Wulle, Abgeordneter:9 Meine Damen und Herren! Ich möchte zunächst meine Freude darüber Ausdruck geben, daß die Kollegen von der äußersten Linken alle wenigstens äußerlich, körperlich, wohlbehalten wieder hier angelangt sind.

(Heiterkeit.)

Das ist und war keine Selbstverständlichkeit, vor allem keine Selbstverständlichkeit nach Halle.

(Sehr gut rechts. - Zurufe von den Unabhängigen Sozialdemokraten: Waren Sie denn in Halle?)

- Ja, ich war zufällig gerade da!

(Zuruf von den Unabhängigen Sozialdemokraten: Und sind gesund wiedergekommen! - Heiterkeit.)

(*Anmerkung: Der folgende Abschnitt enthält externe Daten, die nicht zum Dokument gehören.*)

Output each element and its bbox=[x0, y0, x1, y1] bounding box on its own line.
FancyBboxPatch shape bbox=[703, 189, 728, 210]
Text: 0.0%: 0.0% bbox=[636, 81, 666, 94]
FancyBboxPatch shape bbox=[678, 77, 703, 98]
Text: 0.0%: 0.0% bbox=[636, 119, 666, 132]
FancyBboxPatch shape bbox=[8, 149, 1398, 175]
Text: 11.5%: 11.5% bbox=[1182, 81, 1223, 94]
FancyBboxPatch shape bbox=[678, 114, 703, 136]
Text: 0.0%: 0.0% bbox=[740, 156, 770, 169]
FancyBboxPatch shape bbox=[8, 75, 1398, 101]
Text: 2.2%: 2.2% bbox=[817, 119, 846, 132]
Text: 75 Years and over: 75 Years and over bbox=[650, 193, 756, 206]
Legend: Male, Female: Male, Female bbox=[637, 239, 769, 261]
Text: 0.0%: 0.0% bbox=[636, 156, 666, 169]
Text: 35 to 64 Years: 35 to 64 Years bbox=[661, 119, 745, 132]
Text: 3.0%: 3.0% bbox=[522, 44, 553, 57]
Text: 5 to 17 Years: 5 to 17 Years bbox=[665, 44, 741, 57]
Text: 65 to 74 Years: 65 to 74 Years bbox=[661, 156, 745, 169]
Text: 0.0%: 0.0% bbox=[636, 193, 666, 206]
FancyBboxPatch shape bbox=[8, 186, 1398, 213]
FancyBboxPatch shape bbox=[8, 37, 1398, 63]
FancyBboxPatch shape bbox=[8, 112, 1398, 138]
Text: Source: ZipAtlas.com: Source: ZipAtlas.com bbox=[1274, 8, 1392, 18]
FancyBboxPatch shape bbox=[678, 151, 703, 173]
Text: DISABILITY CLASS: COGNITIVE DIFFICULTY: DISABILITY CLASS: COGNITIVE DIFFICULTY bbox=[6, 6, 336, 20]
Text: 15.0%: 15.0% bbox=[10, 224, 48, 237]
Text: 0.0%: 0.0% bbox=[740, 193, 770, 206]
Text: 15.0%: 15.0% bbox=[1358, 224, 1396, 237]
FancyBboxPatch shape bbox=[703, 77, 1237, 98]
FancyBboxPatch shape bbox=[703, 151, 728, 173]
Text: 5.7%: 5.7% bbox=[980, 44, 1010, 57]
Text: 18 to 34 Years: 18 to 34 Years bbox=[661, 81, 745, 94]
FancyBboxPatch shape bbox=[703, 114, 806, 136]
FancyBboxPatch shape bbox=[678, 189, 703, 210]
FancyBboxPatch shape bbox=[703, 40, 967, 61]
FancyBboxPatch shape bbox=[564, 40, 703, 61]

- Ja! - Nach den Ausführungen, die Herr Apfelbaum aus Rußland da gemacht hat, - er wird ja von den hiesigen Herren mit Vorliebe Herr Sinowjeff genannt; ich sehe jedoch gar nicht ein, warum man einen Mann nicht so nennen soll, wie er bei seiner Geburt hieß - und damals hieß er Apfelbaum -, war es keine Selbstverständlichkeit.

(Heiterkeit.)

Dieser Herr Apfelbaum hat das Wort geprägt, daß man die "Agenten der Bourgeoisie mit Stumpf und Stiel ausrotten" müsse, und dazu gehören bemerkenswerter Weise nicht nur wir, sondern auch Sie! (zu den Unabhängigen Sozialdemokraten).

(Große Heiterkeit.)

Denn als die Gefolgschaft von Herrn Ledebour und Genossen in Halle den Saal verließ, erklärte der Herr Apfelbaum, das seien die "Agenten der Bourgeoisie".

(Erneute Heiterkeit.)

Sie werden also verstehen, daß ich außerordentlich besorgt gewesen bin, ob das Rezept des Herrn Apfelbaum bei Ihnen angewendet worden sei. Nun habe ich gestern in der "Freiheit" gelesen, daß auch Herr Apfelbaum ein "Agent der Bourgeoisie" ist oder, wie ergänzend in der blumenreichen Sprache dieser Zeitung bemerkt wurde: Herr Apfelbaum sei das Spielzeug von Herrn Stinnes.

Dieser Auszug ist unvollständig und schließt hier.